At the American Camp Association’s national conference in February, a presenter shared a startling statistic: The average child today is diagnosed as having as much anxiety as a psychiatric patient in the 1950s. This anxiety is attributed, in part, to de-socialization and cyberbullying stemming from social media.

Knowing John in my youth, I believe his vision for the Foundation was not limited to the impact of a single summer camp, or even two. I believe—and the board believes—that the Foundation can and should do more. We can raise our profile, broaden our reach, and impact more kids through year-round programming, particularly those living in urban areas.
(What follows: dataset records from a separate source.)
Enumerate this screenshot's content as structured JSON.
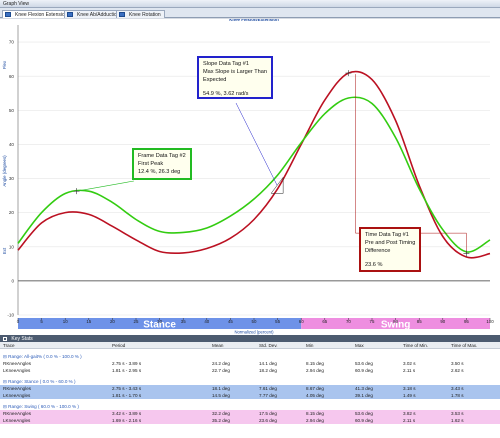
{
  "window": {
    "title": "Graph View"
  },
  "tabs": [
    {
      "label": "Knee Flexion Extension",
      "active": true
    },
    {
      "label": "Knee Ab/Adduction",
      "active": false
    },
    {
      "label": "Knee Rotation",
      "active": false
    }
  ],
  "chart_data": {
    "type": "line",
    "title": "Knee Flexion/Extension",
    "xlabel": "Normalized (percent)",
    "ylabel": "Angle (degrees)",
    "y_axis_top_label": "Flex",
    "y_axis_bottom_label": "Ext",
    "xlim": [
      0,
      100
    ],
    "ylim": [
      -10,
      75
    ],
    "x_ticks": [
      0,
      5,
      10,
      15,
      20,
      25,
      30,
      35,
      40,
      45,
      50,
      55,
      60,
      65,
      70,
      75,
      80,
      85,
      90,
      95,
      100
    ],
    "y_ticks": [
      -10,
      0,
      10,
      20,
      30,
      40,
      50,
      60,
      70
    ],
    "grid": true,
    "series": [
      {
        "name": "RKneeAngles",
        "color": "#bb1122",
        "x": [
          0,
          5,
          10,
          15,
          20,
          25,
          30,
          35,
          40,
          45,
          50,
          55,
          60,
          65,
          70,
          75,
          80,
          85,
          90,
          95,
          100
        ],
        "y": [
          9,
          17,
          20,
          19.5,
          16,
          12,
          8.6,
          8.2,
          9.5,
          12.5,
          18,
          27,
          40,
          53,
          60.9,
          59,
          47,
          28,
          13,
          7,
          8
        ]
      },
      {
        "name": "LKneeAngles",
        "color": "#33cc11",
        "x": [
          0,
          5,
          10,
          15,
          20,
          25,
          30,
          35,
          40,
          45,
          50,
          55,
          60,
          65,
          70,
          75,
          80,
          85,
          90,
          95,
          100
        ],
        "y": [
          11,
          20,
          25.6,
          26.3,
          23,
          18,
          14.5,
          14.2,
          15.5,
          19,
          24,
          31,
          40.5,
          49,
          53.6,
          52,
          42,
          27,
          15,
          8.5,
          12
        ]
      }
    ],
    "phases": [
      {
        "name": "Stance",
        "from": 0,
        "to": 60,
        "color": "#6e92e8"
      },
      {
        "name": "Swing",
        "from": 60,
        "to": 100,
        "color": "#ee8ee0"
      }
    ],
    "annotations": [
      {
        "type": "frame",
        "title": "Frame Data Tag #2",
        "lines": [
          "First Peak",
          "12.4 %, 26.3 deg"
        ],
        "x": 12.4,
        "y": 26.3
      },
      {
        "type": "slope",
        "title": "Slope Data Tag #1",
        "lines": [
          "Max Slope is Larger Than",
          "Expected",
          "",
          "54.9 %, 3.62 rad/s"
        ],
        "x": 54.9,
        "y": 28
      },
      {
        "type": "time",
        "title": "Time Data Tag #1",
        "lines": [
          "Pre and Post Timing",
          "Difference",
          "",
          "23.6 %"
        ],
        "x1": 71.5,
        "x2": 95,
        "y": 14
      }
    ]
  },
  "key_stats": {
    "title": "Key Stats",
    "columns": [
      "Trace",
      "Period",
      "Mean",
      "Std. Dev.",
      "Min",
      "Max",
      "Time of Min.",
      "Time of Max."
    ],
    "groups": [
      {
        "label": "Range: All-gait% ( 0.0 % - 100.0 % )",
        "style": "plain",
        "rows": [
          [
            "RKneeAngles",
            "2.75 s - 3.89 s",
            "24.2 deg",
            "14.1 deg",
            "8.15 deg",
            "53.6 deg",
            "3.02 s",
            "3.50 s"
          ],
          [
            "LKneeAngles",
            "1.81 s - 2.95 s",
            "22.7 deg",
            "18.2 deg",
            "2.94 deg",
            "60.9 deg",
            "2.11 s",
            "2.62 s"
          ]
        ]
      },
      {
        "label": "Range: Stance ( 0.0 % - 60.0 % )",
        "style": "blue",
        "rows": [
          [
            "RKneeAngles",
            "2.75 s - 3.43 s",
            "18.1 deg",
            "7.61 deg",
            "8.67 deg",
            "41.3 deg",
            "3.18 s",
            "3.43 s"
          ],
          [
            "LKneeAngles",
            "1.81 s - 1.70 s",
            "14.5 deg",
            "7.77 deg",
            "4.05 deg",
            "39.1 deg",
            "1.49 s",
            "1.78 s"
          ]
        ]
      },
      {
        "label": "Range: Swing ( 60.0 % - 100.0 % )",
        "style": "pink",
        "rows": [
          [
            "RKneeAngles",
            "3.42 s - 3.89 s",
            "32.2 deg",
            "17.5 deg",
            "8.15 deg",
            "53.6 deg",
            "3.82 s",
            "3.53 s"
          ],
          [
            "LKneeAngles",
            "1.69 s - 2.16 s",
            "35.2 deg",
            "23.6 deg",
            "2.94 deg",
            "60.9 deg",
            "2.11 s",
            "1.62 s"
          ]
        ]
      }
    ]
  }
}
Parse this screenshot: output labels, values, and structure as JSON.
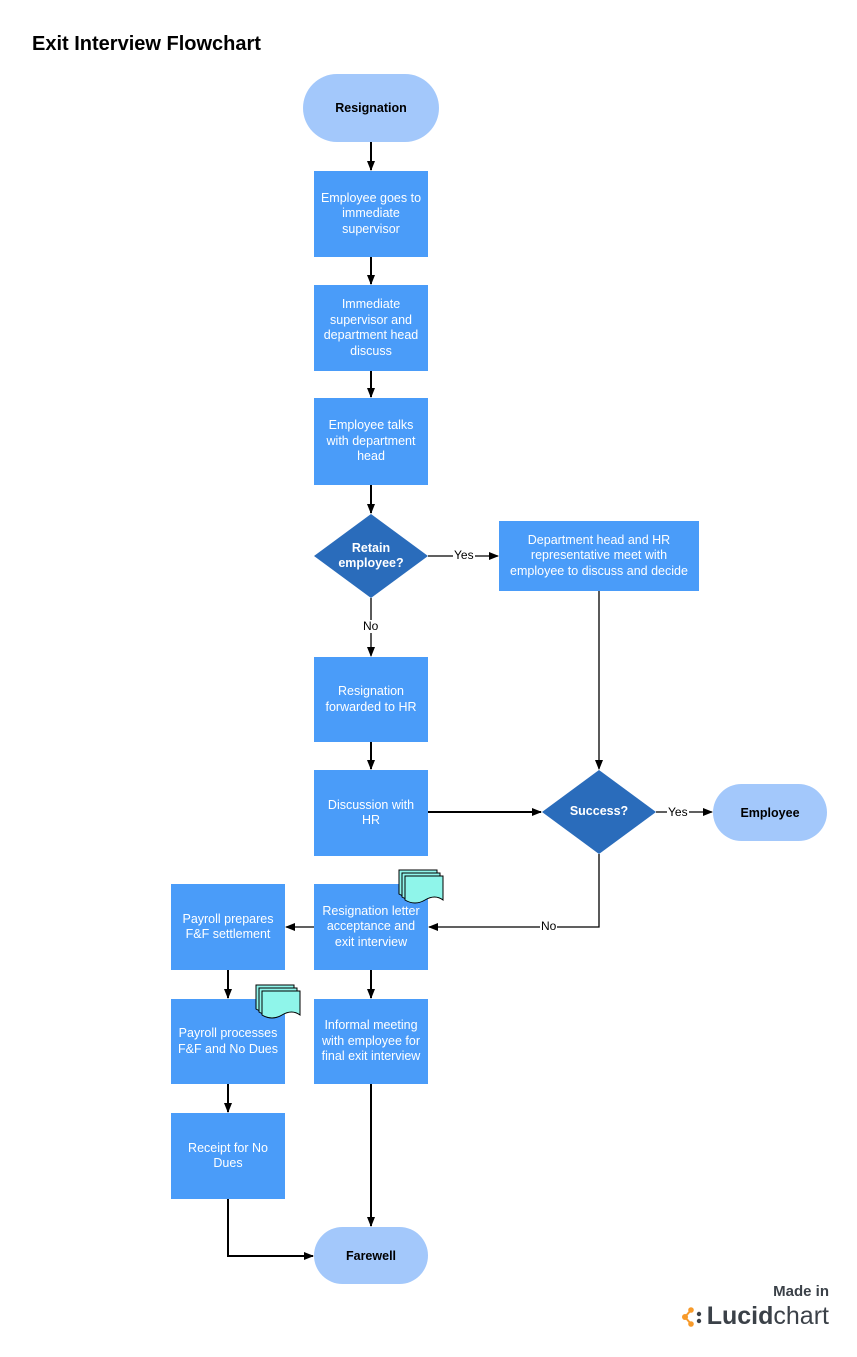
{
  "title": "Exit Interview Flowchart",
  "colors": {
    "process": "#4a9cf9",
    "terminal": "#a3c8fb",
    "decision": "#2a6cbb",
    "document": "#8ff5ea",
    "connector": "#000000",
    "brand_orange": "#f79a2a"
  },
  "nodes": {
    "resignation": "Resignation",
    "goes_to_supervisor": "Employee goes to immediate supervisor",
    "supervisor_dept_discuss": "Immediate supervisor and department head discuss",
    "talks_dept_head": "Employee talks with department head",
    "retain_decision": "Retain employee?",
    "dept_hr_meet": "Department head and HR representative meet with employee to discuss and decide",
    "forwarded_hr": "Resignation forwarded to HR",
    "discussion_hr": "Discussion with HR",
    "success_decision": "Success?",
    "employee": "Employee",
    "letter_acceptance": "Resignation letter acceptance and exit interview",
    "payroll_prepares": "Payroll prepares F&F settlement",
    "payroll_processes": "Payroll processes F&F and No Dues",
    "informal_meeting": "Informal meeting with employee for final exit interview",
    "receipt_no_dues": "Receipt for No Dues",
    "farewell": "Farewell"
  },
  "edge_labels": {
    "retain_yes": "Yes",
    "retain_no": "No",
    "success_yes": "Yes",
    "success_no": "No"
  },
  "edges": [
    {
      "from": "resignation",
      "to": "goes_to_supervisor"
    },
    {
      "from": "goes_to_supervisor",
      "to": "supervisor_dept_discuss"
    },
    {
      "from": "supervisor_dept_discuss",
      "to": "talks_dept_head"
    },
    {
      "from": "talks_dept_head",
      "to": "retain_decision"
    },
    {
      "from": "retain_decision",
      "to": "dept_hr_meet",
      "label": "Yes"
    },
    {
      "from": "retain_decision",
      "to": "forwarded_hr",
      "label": "No"
    },
    {
      "from": "forwarded_hr",
      "to": "discussion_hr"
    },
    {
      "from": "discussion_hr",
      "to": "success_decision"
    },
    {
      "from": "dept_hr_meet",
      "to": "success_decision"
    },
    {
      "from": "success_decision",
      "to": "employee",
      "label": "Yes"
    },
    {
      "from": "success_decision",
      "to": "letter_acceptance",
      "label": "No"
    },
    {
      "from": "letter_acceptance",
      "to": "payroll_prepares"
    },
    {
      "from": "letter_acceptance",
      "to": "informal_meeting"
    },
    {
      "from": "payroll_prepares",
      "to": "payroll_processes"
    },
    {
      "from": "payroll_processes",
      "to": "receipt_no_dues"
    },
    {
      "from": "receipt_no_dues",
      "to": "farewell"
    },
    {
      "from": "informal_meeting",
      "to": "farewell"
    }
  ],
  "branding": {
    "made_in": "Made in",
    "lucid": "Lucid",
    "chart": "chart"
  }
}
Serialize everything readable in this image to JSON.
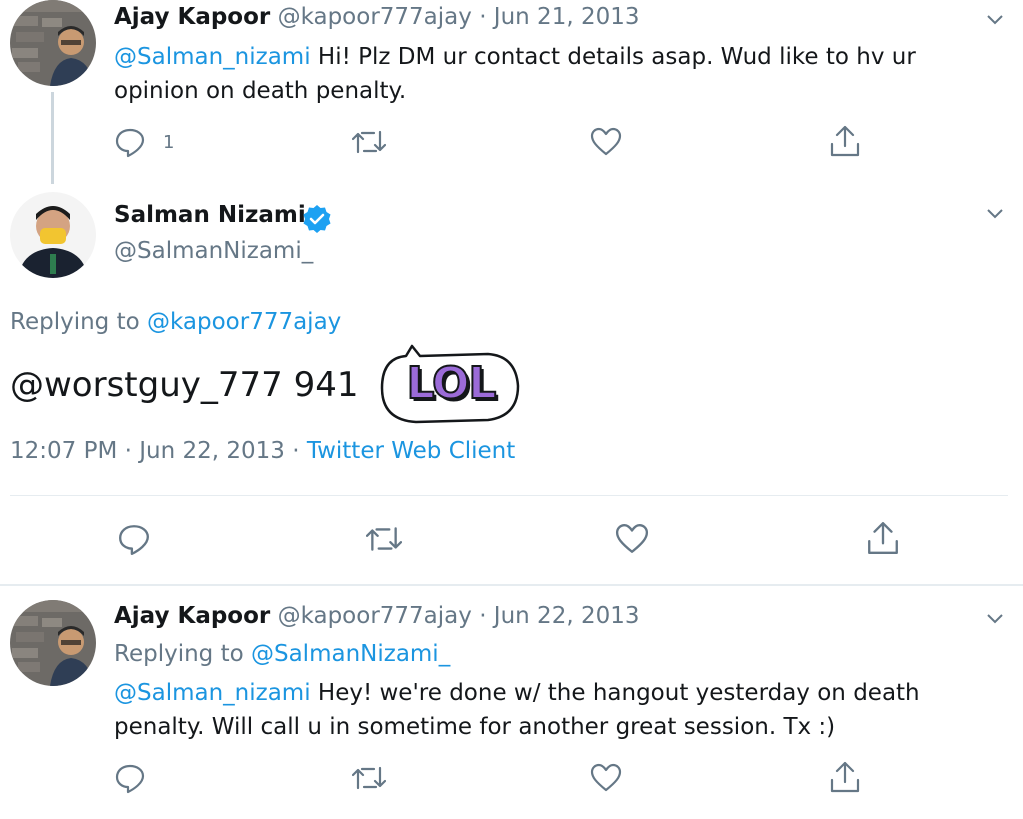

In Cincinnati, we are doing just that. Our Urban Wilderness Program, now in its ninth year, has grown dramatically in size and scope. Our boatbuilding program is especially popular among educators, being a perfect blend of experiential and STEM-based learning.

We are also knee-deep in the planning process for a permanent Urban Wilderness Center in Burnet Woods, a forested park in the heart of Cincinnati. The center will be constructed within the framework of the Living Building Challenge, the most rigorous green certification program in the world, and we hope to have it up and running by the spring of 2021.

At the University of Cincinnati, our Experiential Leadership in the Outdoors Certificate is headed into its second full year, with a stated goal of becoming a four-year degree program. The certificate includes a Foundation-sponsored problem-solving course, Inquiry to Innovation, and a Wilderness Immersion Course at Owakonze, where we are continuing to upgrade the facilities and brainstorm new uses for the property.

While sitting at my own desk, pecking away at my laptop, I often ask myself: “If John were alive today, what would he be envisioning now?”

Tom Martella, a close adviser, routinely encourages me to think long term: “Where do we want to be—not in 10 to 15 years, but in 50 to 100?” he asks.

To stay relevant, we must think this way. We must strive to be best-in-class, to be year-round, and to reach as many young people as possible. It is a goal that requires tremendous stamina. But I am confident that we are up to the task.